The blue section of each bar reflects what is needed from each kilowatt-hour sold to pay Nodak’s expenses that particular year, plus margins. As you can see, this amount has remained remarkably stable. This doesn’t mean our operating expenses have not increased. Actually, our total expenses in 2010 are about 40% higher than in 1996; however, we have been blessed with kilowatt-hour sales growth, so we can spread these expenses over more kilowatt-hours.
The alarming part of this graph, and the part that reflects the upward pressure on your electric rates, is the red part. This section of each bar represents the wholesale cost of each kilowatt-hour sold. As you can see, we enjoyed relatively stable wholesale cost of power during the period from 1996 through 2008. Our average cost of a kilowatt-hour in 2008 was in fact only 25% higher than 12 years earlier in 1996. That computes to an average of about a 2% increase per year.
After 2008, our average wholesale cost of power began to rise dramatically. Based on the recent budget from Minnkota, we expect our average cost of each kilowatt-hour sold in 2011 to be around 6.1¢ per kilowatt-hour, which will be 50% greater than 2008. This computes to an annual increase of nearly 17% per year.
The reason Minnkota’s generation costs are escalating so rapidly are many, but are mostly related to environmental issues. Over a five-year period, Minnkota has invested over $420 million in environmental upgrades to meet new EPA emission standards. By the end of 2012, Minnkota will have spent an additional $400 million on new transmission lines necessary to deliver both wind and base-load generation into the Minnkota service area. These investments carry large debt service payments, which are driving up the cost of our wholesale power. Also, the new environmental equipment is more expensive to operate, further increasing Minnkota’s overall operating expenses.
Minnkota has also entered into long-term contracts for wind energy to meet future North Dakota and Minnesota renewable energy objectives. When these wind farms were built, it was anticipated the excess generation could be sold into the regional market at a profit, or at worst break even. Decades of historically market conditions made this a reasonable assumption. The severe downturn in the economy has resulted in power market conditions for the sale of excess energy. The sale of excess energy has become an economic burden for Minnkota, which will not be relieved until economic conditions improve in the regional power market.
The wholesale part of a kilowatt-hour sold has always been big, and it is getting bigger. In 2011, the Minnkota share will be about 78% of the cost of each kilowatt-hour we sell. Another alarming statistic is that Nodak will pay Minnkota more for a kilowatt-hour in 2011 than we actually charged for that kilowatt-hour only three years earlier in 2008.

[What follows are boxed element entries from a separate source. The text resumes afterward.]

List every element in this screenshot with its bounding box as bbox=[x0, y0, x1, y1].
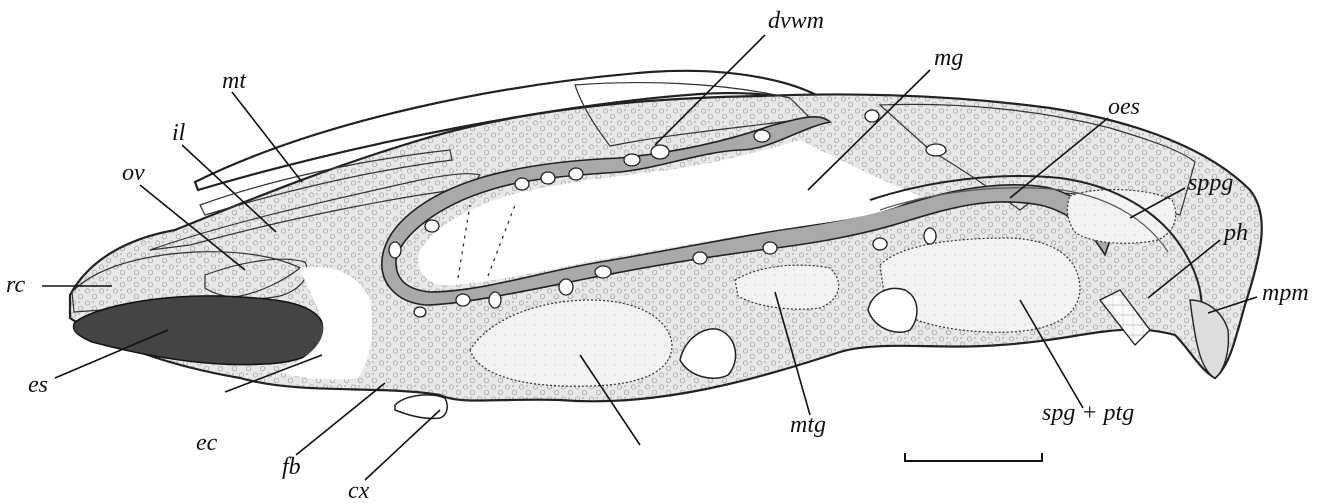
label-ph: ph bbox=[1222, 220, 1248, 246]
leg-coxa-1 bbox=[395, 395, 447, 419]
label-ov: ov bbox=[122, 160, 145, 186]
label-mtg: mtg bbox=[790, 412, 826, 438]
label-mt: mt bbox=[222, 68, 247, 94]
label-cx: cx bbox=[348, 478, 370, 503]
supraesophageal-ganglion bbox=[1067, 190, 1175, 244]
label-mpm: mpm bbox=[1262, 280, 1309, 306]
label-rc: rc bbox=[6, 272, 25, 298]
label-mg: mg bbox=[934, 45, 963, 71]
label-sppg: sppg bbox=[1188, 170, 1233, 196]
label-ec: ec bbox=[196, 430, 218, 456]
label-il: il bbox=[172, 120, 186, 146]
label-oes: oes bbox=[1108, 94, 1140, 120]
scale-bar bbox=[905, 453, 1042, 462]
label-spg-ptg: spg + ptg bbox=[1042, 400, 1134, 426]
label-fb: fb bbox=[282, 454, 301, 480]
label-dvwm: dvwm bbox=[768, 8, 824, 34]
label-es: es bbox=[28, 372, 48, 398]
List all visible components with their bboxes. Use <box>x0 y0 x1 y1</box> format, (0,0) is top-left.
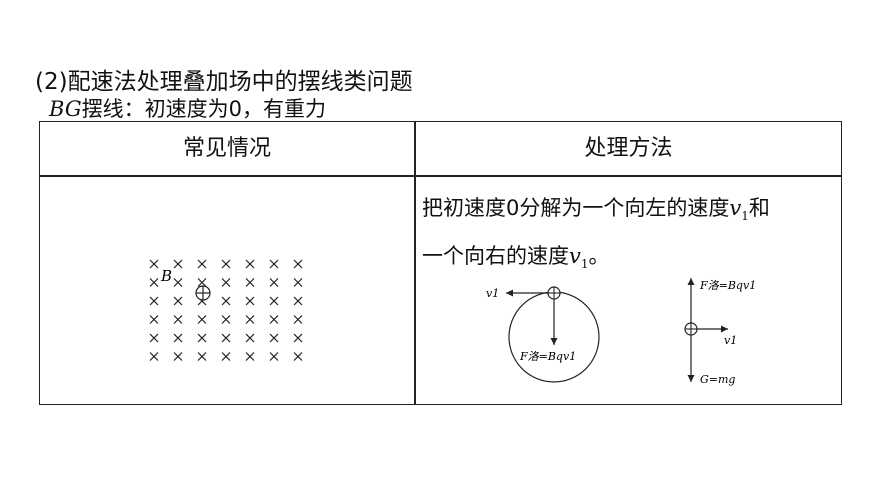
positive-charge-icon <box>547 286 561 300</box>
case-italic-label: BG <box>49 97 82 121</box>
field-cross-icon <box>269 296 279 306</box>
case-text: 摆线：初速度为0，有重力 <box>81 97 326 121</box>
field-cross-icon <box>293 296 303 306</box>
circular-motion-diagram: v1 F洛=Bqv1 <box>486 286 600 383</box>
method-line-1: 把初速度0分解为一个向左的速度v1和 <box>422 188 837 236</box>
field-cross-icon <box>149 315 159 324</box>
field-cross-icon <box>245 333 255 343</box>
field-cross-icon <box>293 259 303 269</box>
v-subscript-2: 1 <box>580 257 589 272</box>
field-cross-icon <box>269 259 279 269</box>
field-cross-icon <box>149 333 159 343</box>
field-cross-icon <box>269 278 279 287</box>
section-title: (2)配速法处理叠加场中的摆线类问题 <box>35 69 413 95</box>
field-cross-icon <box>269 315 279 324</box>
field-cross-icon <box>293 278 303 287</box>
field-cross-icon <box>173 315 183 324</box>
field-cross-icon <box>245 296 255 306</box>
field-cross-icon <box>173 259 183 269</box>
method-line2-suffix: 。 <box>588 244 610 269</box>
method-line1-text: 把初速度0分解为一个向左的速度 <box>422 196 730 220</box>
velocity-symbol-2: v1 <box>569 244 589 272</box>
field-cross-icon <box>173 333 183 343</box>
v1-label: v1 <box>486 287 499 300</box>
method-description: 把初速度0分解为一个向左的速度v1和 一个向右的速度v1。 <box>422 188 837 284</box>
velocity-symbol: v1 <box>729 196 749 224</box>
header-common-cases: 常见情况 <box>182 136 271 161</box>
case-description: BG摆线：初速度为0，有重力 <box>49 94 326 124</box>
force-analysis-diagram: F洛=Bqv1 v1 G=mg <box>684 278 756 386</box>
field-cross-icon <box>293 315 303 324</box>
field-cross-icon <box>269 333 279 343</box>
field-cross-icon <box>245 278 255 287</box>
field-cross-icon <box>149 278 159 287</box>
field-cross-icon <box>197 352 207 361</box>
field-cross-icon <box>197 278 207 287</box>
field-cross-icon <box>245 315 255 324</box>
field-cross-icon <box>149 352 159 361</box>
table-divider-vertical <box>414 122 416 404</box>
lorentz-force-label: F洛=Bqv1 <box>699 279 756 292</box>
table-divider-horizontal <box>40 175 841 177</box>
field-cross-icon <box>221 278 231 287</box>
field-cross-icon <box>293 333 303 343</box>
field-cross-icon <box>149 259 159 269</box>
lorentz-force-label: F洛=Bqv1 <box>519 350 576 363</box>
field-cross-icon <box>221 259 231 269</box>
field-cross-icon <box>173 278 183 287</box>
field-cross-icon <box>197 315 207 324</box>
field-cross-icon <box>221 333 231 343</box>
field-cross-icon <box>173 296 183 306</box>
field-label: B <box>160 267 172 285</box>
field-cross-icon <box>173 352 183 361</box>
method-table: 常见情况 处理方法 <box>39 121 842 405</box>
v1-label: v1 <box>724 334 737 347</box>
field-cross-icon <box>269 352 279 361</box>
field-cross-icon <box>221 296 231 306</box>
field-cross-icon <box>197 259 207 269</box>
field-cross-icon <box>293 352 303 361</box>
field-cross-icon <box>221 315 231 324</box>
field-cross-icon <box>245 259 255 269</box>
positive-charge-icon <box>195 285 211 301</box>
field-cross-icon <box>149 296 159 306</box>
v-letter-2: v <box>569 244 581 269</box>
v-subscript: 1 <box>741 209 749 224</box>
method-line1-suffix: 和 <box>748 196 770 220</box>
gravity-label: G=mg <box>700 373 735 386</box>
field-cross-icon <box>197 333 207 343</box>
field-cross-icon <box>245 352 255 361</box>
magnetic-field-diagram: B <box>149 259 303 361</box>
v-letter: v <box>729 196 742 220</box>
method-line-2: 一个向右的速度v1。 <box>422 236 837 284</box>
header-method: 处理方法 <box>584 136 673 161</box>
positive-charge-icon <box>684 322 698 336</box>
field-cross-icon <box>221 352 231 361</box>
method-line2-text: 一个向右的速度 <box>422 244 569 269</box>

Obviously, this article is about escalating electric rates. We increased our retail rates in 2009 and 2010 to offset our increasing cost of wholesale power. Our cost of generation through Minnkota Power will continue in 2011 and 2012. At that point, Minnkota will have adequate transmission facilities and adequate generating capacity, including recently contracted renewable energy through wind, and we have optimism we will return to a period of stable electric rates. This, of course, assumes there will not be severe federal legislations such as Cap and Trade or carbon reduction legislation that will place additional upper pressure on the cost to generate electricity.